Трудно поверить, что так осмелели хищники ведь это не голодное зимнее время
А ты так и поверил, что они неотступно при стаде были оба и не запускали своих глаз куда не следует? И сомневаться не приходится забавлялись чем-нибудь! Пакостники!.. Вот и нагрянула беда. Другие маленькие пастухи постоянно на возвышенности сидят, а стадо ниже пасется. Они все вокруг видят, шумят, кричат или песни поют. Поэтому и не осмеливаются четвероногие разбойники нападать на их стада!..
Палками не угощали мы своих пастушков вот в чем причина! По-моему, их следует привязать на веревку да перекинуть через толстый сук, а после хорошенько угостить прутьями, чтоб те переломались, как солома, об их спины
Крики, плач, проклятья и угрозы щедро сыпались со всех сторон, а мы, затаясь в кустах, даже друг с другом не осмеливались словом перемолвиться.
Все, как один, и взрослые и дети, ругали и проклинали нас, только бабушка пыталась смягчить нашу вину. Она говорила:
Ну, не хватит ли вам? Что это все сегодня вдруг так много разума набрались? Разом все на двух несчастных мальчишек напали.
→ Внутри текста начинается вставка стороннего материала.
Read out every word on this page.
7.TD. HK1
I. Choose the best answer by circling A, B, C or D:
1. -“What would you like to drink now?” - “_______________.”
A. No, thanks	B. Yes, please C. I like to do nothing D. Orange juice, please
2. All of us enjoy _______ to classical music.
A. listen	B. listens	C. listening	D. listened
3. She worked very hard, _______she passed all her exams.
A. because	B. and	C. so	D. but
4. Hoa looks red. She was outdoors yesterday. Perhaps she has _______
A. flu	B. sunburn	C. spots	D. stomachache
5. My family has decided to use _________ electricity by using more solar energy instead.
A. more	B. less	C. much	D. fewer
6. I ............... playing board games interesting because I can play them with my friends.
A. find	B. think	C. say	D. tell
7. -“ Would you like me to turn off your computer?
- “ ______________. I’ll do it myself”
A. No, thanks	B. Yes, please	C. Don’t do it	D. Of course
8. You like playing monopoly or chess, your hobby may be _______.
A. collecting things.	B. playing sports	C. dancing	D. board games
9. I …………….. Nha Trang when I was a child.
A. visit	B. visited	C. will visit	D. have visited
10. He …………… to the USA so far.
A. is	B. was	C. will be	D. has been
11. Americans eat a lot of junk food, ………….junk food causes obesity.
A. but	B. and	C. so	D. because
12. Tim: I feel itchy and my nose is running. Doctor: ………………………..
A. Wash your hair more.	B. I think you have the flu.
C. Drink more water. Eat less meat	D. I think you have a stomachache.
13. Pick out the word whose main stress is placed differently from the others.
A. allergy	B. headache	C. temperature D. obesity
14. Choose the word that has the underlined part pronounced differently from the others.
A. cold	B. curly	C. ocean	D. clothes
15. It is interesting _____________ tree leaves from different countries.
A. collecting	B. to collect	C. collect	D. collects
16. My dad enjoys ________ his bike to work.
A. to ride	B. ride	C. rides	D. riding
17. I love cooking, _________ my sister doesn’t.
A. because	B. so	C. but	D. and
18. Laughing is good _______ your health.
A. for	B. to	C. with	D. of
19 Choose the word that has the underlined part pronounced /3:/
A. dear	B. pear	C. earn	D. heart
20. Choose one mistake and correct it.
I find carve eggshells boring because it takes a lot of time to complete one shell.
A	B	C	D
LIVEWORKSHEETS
Будто все забыли старое поверье наших скотоводов, что звери теперь лежат и радуются: «Ругайте, ругайте да бейте покрепче своих ротозеев пастухов, чтоб у них ноги охромели, чтоб глаза от побоев ослепли, чтоб уши их перестали слышать. Все это за то, что нас, бедных волков, они долго заставляли голодать! А еще лучше будет, если они совсем откажутся пасти после вашей ругани». Ведь в старину пастухов не ругали, если случались такие беды!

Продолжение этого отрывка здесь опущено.